14.Independent Contractor. You and Teachable are independent entities and the Endorsement Agreement and these Terms do not create any agency or employment relationship between us. Without limitation on the generality of the foregoing, you may not bind Teachable to any agreement, obligation, or covenant of any kind, expressed or implied.
15.Relationship to Other Agreements. These Terms supplement your Endorsement Agreement, which establishes the promotional Services that You’ll be providing to Teachable and is incorporated into these Terms by reference. To the extent that there is a conflict between these Terms and the Endorsement Agreement, the terms of the Endorsement Agreement will prevail.
16.Changes to these Terms. Teachable may review and update these Terms at any time at our sole discretion and it is the Endorser’s responsibility to keep abreast of those changes. All changes are effective immediately when posted and apply to all Services rendered under the Endorsement Agreement.

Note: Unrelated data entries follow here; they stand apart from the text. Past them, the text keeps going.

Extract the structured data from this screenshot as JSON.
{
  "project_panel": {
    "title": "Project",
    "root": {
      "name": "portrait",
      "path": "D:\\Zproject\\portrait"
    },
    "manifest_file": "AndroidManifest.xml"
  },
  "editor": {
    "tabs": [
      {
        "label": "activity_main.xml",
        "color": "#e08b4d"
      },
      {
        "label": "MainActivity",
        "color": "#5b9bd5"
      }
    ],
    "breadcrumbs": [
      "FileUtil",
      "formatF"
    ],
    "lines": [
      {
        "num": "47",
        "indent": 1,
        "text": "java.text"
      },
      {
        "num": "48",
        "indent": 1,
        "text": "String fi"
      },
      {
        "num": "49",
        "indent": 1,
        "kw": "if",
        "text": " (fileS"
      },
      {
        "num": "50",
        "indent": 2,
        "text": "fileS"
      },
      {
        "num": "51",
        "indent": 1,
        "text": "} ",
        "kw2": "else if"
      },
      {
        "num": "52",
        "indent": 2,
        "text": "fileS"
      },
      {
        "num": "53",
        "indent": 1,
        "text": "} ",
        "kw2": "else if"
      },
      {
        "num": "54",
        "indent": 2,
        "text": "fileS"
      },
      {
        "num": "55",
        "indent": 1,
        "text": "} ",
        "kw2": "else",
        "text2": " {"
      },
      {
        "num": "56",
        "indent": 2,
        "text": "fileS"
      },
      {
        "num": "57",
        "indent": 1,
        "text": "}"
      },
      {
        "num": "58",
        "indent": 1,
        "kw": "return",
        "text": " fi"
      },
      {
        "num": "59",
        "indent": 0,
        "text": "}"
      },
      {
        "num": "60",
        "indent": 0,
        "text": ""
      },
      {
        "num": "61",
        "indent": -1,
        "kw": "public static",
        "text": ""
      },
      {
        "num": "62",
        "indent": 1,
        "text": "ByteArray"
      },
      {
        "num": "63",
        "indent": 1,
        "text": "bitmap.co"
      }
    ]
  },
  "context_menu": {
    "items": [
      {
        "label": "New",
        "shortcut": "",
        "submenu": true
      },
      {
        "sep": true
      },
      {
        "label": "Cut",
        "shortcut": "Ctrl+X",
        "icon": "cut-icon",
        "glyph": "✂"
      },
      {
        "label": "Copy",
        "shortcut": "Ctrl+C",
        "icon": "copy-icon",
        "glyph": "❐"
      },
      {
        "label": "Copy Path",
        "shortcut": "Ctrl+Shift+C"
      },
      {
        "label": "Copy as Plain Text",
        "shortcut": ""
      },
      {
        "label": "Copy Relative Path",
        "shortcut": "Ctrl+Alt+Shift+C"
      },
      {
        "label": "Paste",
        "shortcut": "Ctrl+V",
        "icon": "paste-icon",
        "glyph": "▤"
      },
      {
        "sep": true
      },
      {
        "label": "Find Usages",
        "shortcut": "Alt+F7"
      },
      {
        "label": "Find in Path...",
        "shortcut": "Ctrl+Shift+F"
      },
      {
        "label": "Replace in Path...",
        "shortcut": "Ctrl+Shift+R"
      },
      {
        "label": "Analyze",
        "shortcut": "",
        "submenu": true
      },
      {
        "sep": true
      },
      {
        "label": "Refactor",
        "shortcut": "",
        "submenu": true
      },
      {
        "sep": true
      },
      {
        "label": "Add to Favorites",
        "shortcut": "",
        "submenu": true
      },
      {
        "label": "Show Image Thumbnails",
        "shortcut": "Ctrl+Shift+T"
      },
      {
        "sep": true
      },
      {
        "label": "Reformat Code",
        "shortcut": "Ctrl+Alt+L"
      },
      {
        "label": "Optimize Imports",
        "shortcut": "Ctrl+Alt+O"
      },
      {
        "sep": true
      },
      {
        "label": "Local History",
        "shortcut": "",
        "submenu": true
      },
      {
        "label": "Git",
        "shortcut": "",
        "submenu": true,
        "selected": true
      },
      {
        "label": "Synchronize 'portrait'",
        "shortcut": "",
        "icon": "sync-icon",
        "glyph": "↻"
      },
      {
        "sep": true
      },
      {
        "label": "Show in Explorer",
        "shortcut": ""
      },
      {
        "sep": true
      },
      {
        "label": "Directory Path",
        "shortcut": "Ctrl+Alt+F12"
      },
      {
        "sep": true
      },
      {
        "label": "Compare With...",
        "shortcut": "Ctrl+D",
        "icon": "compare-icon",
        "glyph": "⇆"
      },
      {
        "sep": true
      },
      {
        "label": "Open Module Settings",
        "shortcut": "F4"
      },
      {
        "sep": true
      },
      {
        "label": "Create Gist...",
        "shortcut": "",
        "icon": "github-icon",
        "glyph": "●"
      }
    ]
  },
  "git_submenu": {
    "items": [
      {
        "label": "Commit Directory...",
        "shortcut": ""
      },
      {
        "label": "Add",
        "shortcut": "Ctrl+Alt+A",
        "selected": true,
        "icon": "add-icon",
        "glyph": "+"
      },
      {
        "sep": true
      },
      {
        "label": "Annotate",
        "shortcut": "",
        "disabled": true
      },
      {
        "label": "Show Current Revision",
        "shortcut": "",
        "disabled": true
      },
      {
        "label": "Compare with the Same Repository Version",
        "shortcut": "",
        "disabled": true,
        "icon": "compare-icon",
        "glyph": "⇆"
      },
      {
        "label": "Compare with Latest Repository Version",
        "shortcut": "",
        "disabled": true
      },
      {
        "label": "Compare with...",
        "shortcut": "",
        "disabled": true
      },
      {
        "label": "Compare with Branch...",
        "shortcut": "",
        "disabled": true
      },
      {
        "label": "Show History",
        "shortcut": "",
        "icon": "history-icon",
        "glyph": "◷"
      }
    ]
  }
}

17.No Delegation or Assignment. Endorser shall not delegate or assign any performance under the Endorsement Agreement, except with Teachable’s prior written consent. If a purported assignment or purported delegation is made in violation of this section, it is void.
18.No Waiver. No waiver of a breach, failure of any condition, or any right or remedy contained in or granted by the provisions of the Endorsement Agreement or these Terms will be effective unless it is in writing and signed by the party waiving the breach, failure, right, or remedy. No waiver of any breach, failure, right, or remedy will be deemed a waiver of any other breach, failure, right, or remedy, whether or not similar, and no waiver will constitute a continuing waiver, unless the writing so specifies.
19.Disputes/Governing Law: Except where prohibited by law, You agree that any and all disputes, claims and causes of action arising out of or connected with the Endorsement Agreement and/or these Terms shall be resolved individually, without resort to any form of class action. You further irrevocably and unconditionally agree that all issues, questions, disputes, or any other disagreements of any kind regarding shall be governed by and construed in accordance with the laws of the State of New York without application or reference to the principles of conflicts of law, whether of the State of New York or any other jurisdiction. To the extent permitted by law, the parties hereby waive their right to a jury trial with respect to any and all claims and issues arising out of or relating to the Endorsement Agreement and/or these Terms whether sounding in contract or tort.